The enterprise version, which is what Attributor is taking customers for at this time, costs tens of thousands of dollars per year to operate according to TechCrunch. A different version of the service aimed at individuals and bloggers should be available some time in 2008.
Also, according to the TechCrunch article, Attributor is currently indexing over 100 million pages per day and has already indexed over 15 billion. The current system only works with text but an image detection system is in early beta and audio/video detection is also planned.
Clearly, Attributor could be a game-changer in this industry and this will be a product to keep track of and follow as it grows.
In a separate announcement, Attributor unveiled the results of an analysis the company did on the copying and pasting of song lyrics.
The results of the analysis found that song lyrics are copied widely on lyric sites, fan sites and blogs and that very few are officially licensed.
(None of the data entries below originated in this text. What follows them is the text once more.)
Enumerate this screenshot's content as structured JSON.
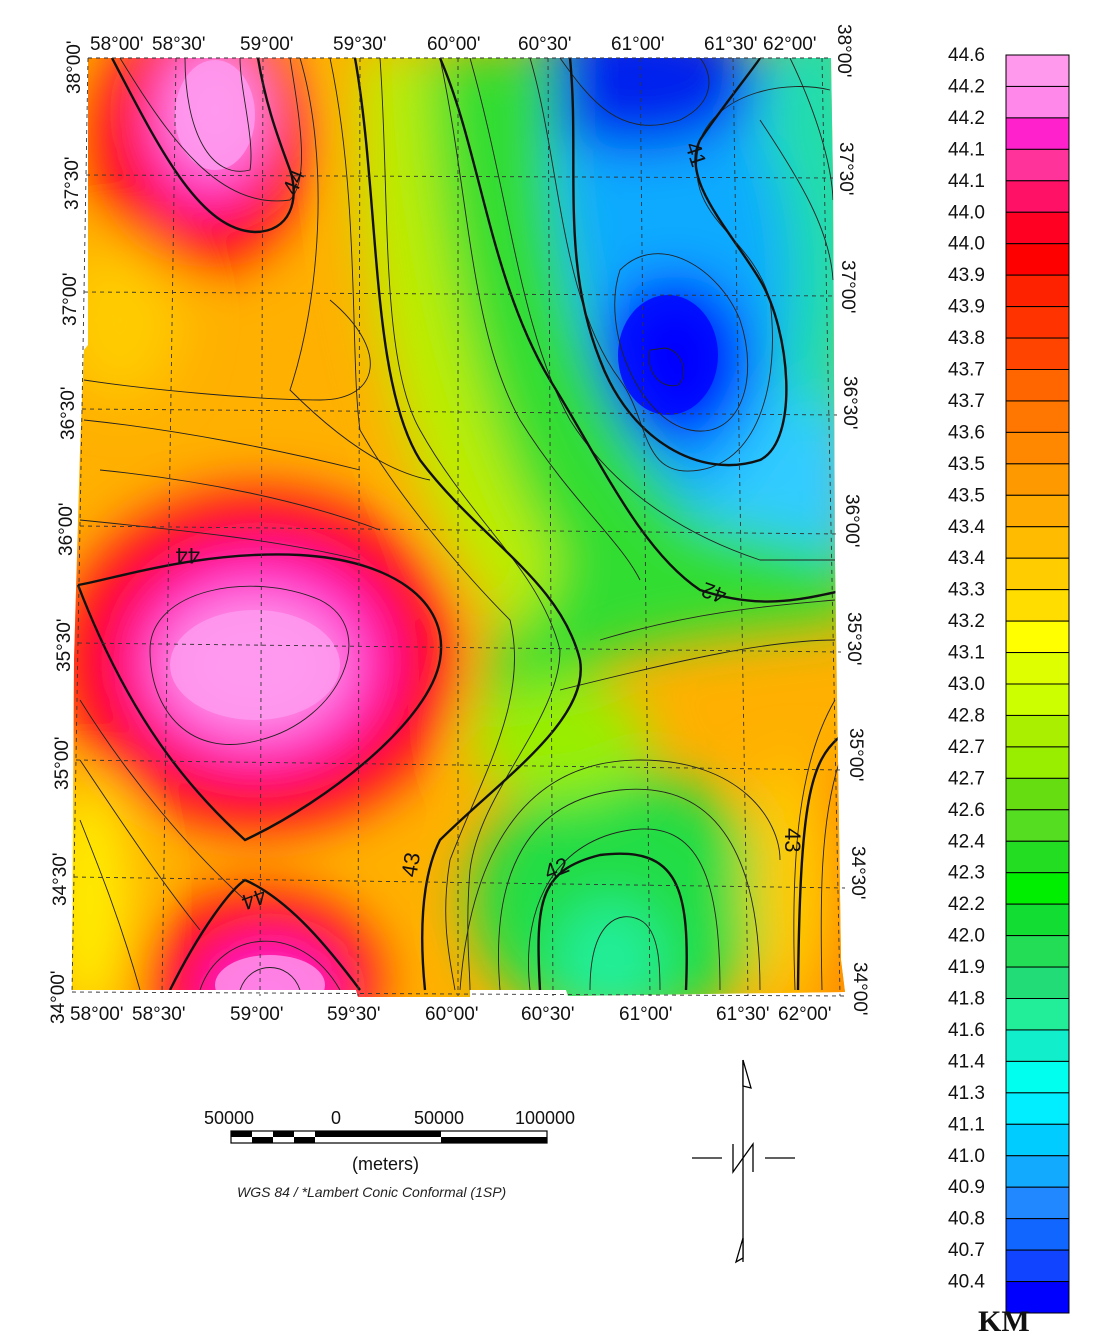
{
  "map": {
    "lon_labels": [
      "58°00'",
      "58°30'",
      "59°00'",
      "59°30'",
      "60°00'",
      "60°30'",
      "61°00'",
      "61°30'",
      "62°00'"
    ],
    "lat_labels": [
      "38°00'",
      "37°30'",
      "37°00'",
      "36°30'",
      "36°00'",
      "35°30'",
      "35°00'",
      "34°30'",
      "34°00'"
    ],
    "contour_labels": [
      "44",
      "44",
      "44",
      "41",
      "42",
      "43",
      "42",
      "43"
    ],
    "colors": {
      "low": "#0000ff",
      "high": "#ff99ee",
      "grid": "#333333",
      "contour": "#222222"
    }
  },
  "legend": {
    "values": [
      "44.6",
      "44.2",
      "44.2",
      "44.1",
      "44.1",
      "44.0",
      "44.0",
      "43.9",
      "43.9",
      "43.8",
      "43.7",
      "43.7",
      "43.6",
      "43.5",
      "43.5",
      "43.4",
      "43.4",
      "43.3",
      "43.2",
      "43.1",
      "43.0",
      "42.8",
      "42.7",
      "42.7",
      "42.6",
      "42.4",
      "42.3",
      "42.2",
      "42.0",
      "41.9",
      "41.8",
      "41.6",
      "41.4",
      "41.3",
      "41.1",
      "41.0",
      "40.9",
      "40.8",
      "40.7",
      "40.4"
    ],
    "colors": [
      "#ff99ee",
      "#ff88ea",
      "#ff22cc",
      "#ff3399",
      "#ff1166",
      "#ff0022",
      "#ff0000",
      "#ff2200",
      "#ff3300",
      "#ff4400",
      "#ff6600",
      "#ff7700",
      "#ff8800",
      "#ff9900",
      "#ffaa00",
      "#ffbb00",
      "#ffcc00",
      "#ffdd00",
      "#ffff00",
      "#ddff00",
      "#ccff00",
      "#aaee00",
      "#99ee00",
      "#66dd11",
      "#55dd22",
      "#22dd22",
      "#00ee00",
      "#11dd33",
      "#22dd55",
      "#22dd77",
      "#22ee99",
      "#11eecc",
      "#00ffee",
      "#00eeff",
      "#00ccff",
      "#11aaff",
      "#2288ff",
      "#1166ff",
      "#1144ff",
      "#0000ff"
    ],
    "unit": "KM"
  },
  "scale_bar": {
    "labels": [
      "50000",
      "0",
      "50000",
      "100000"
    ],
    "unit": "(meters)",
    "projection": "WGS 84 / *Lambert Conic Conformal (1SP)"
  }
}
What was surprising was that the only official source studied, Yahoo! Music, was ranked behind all of the unofficial copies in Google and almost all in their own search engine.
Other tests done by Attributor, including one revolving around the recipe site Epicurious, have found similar results. In that study, over 10,000 copies were found and over half had a higher search engine rank than the originals. Also, over half of the sites had ads on the pages and 60% failed to link back to the source.
Though these results are not likely to be a surprise to anyone who reads this site regularly, it is an embarrassment for Google, which has repeatedly said that it can distinguish between copies and originals. In a blog post in December 2006, they said, “Though annoying, it’s highly unlikely that such sites (scrapers) can negatively impact your site’s presence in Google.”
Apparently Google’s accuracy in this area leaves a great deal to be desired. This may explain some of Attributor’s harsh words for Google, calling it “unacceptable to publishers”, and why some feel that an Adsense lawsuit is on the horizon.
Attributor has the potential to be a major game-changer in this field. It is already making its impressions on the enterprise level and has signed on many prominent customers, including both the AP and Reuters, but it remains to be seen what impact it will have to individuals and bloggers.
Since the single user version of Attributor is not slated until some time in 2008, we will have to simply wait and see.
In the meantime, we are forced into a choice between paying high dollar for an enterprise or academic solution and using a hodgepodge of limited but free services. Though it is possible to track and monitor one’s content very well using the currently available means, it is growing more and more time restrictive as the Internet, along with the misuse of content, grows by the minute.
The value of a system like Attributor is not just its ability to detect more reuse of content, to organize it in a way that is maintainable and offer solutions that are practical. If Attributor can do that, then real progress will be made in protecting content on the Web.
Regardless, this is a company to follow and to watch.
Disclaimer: I am a consultant for Attributor.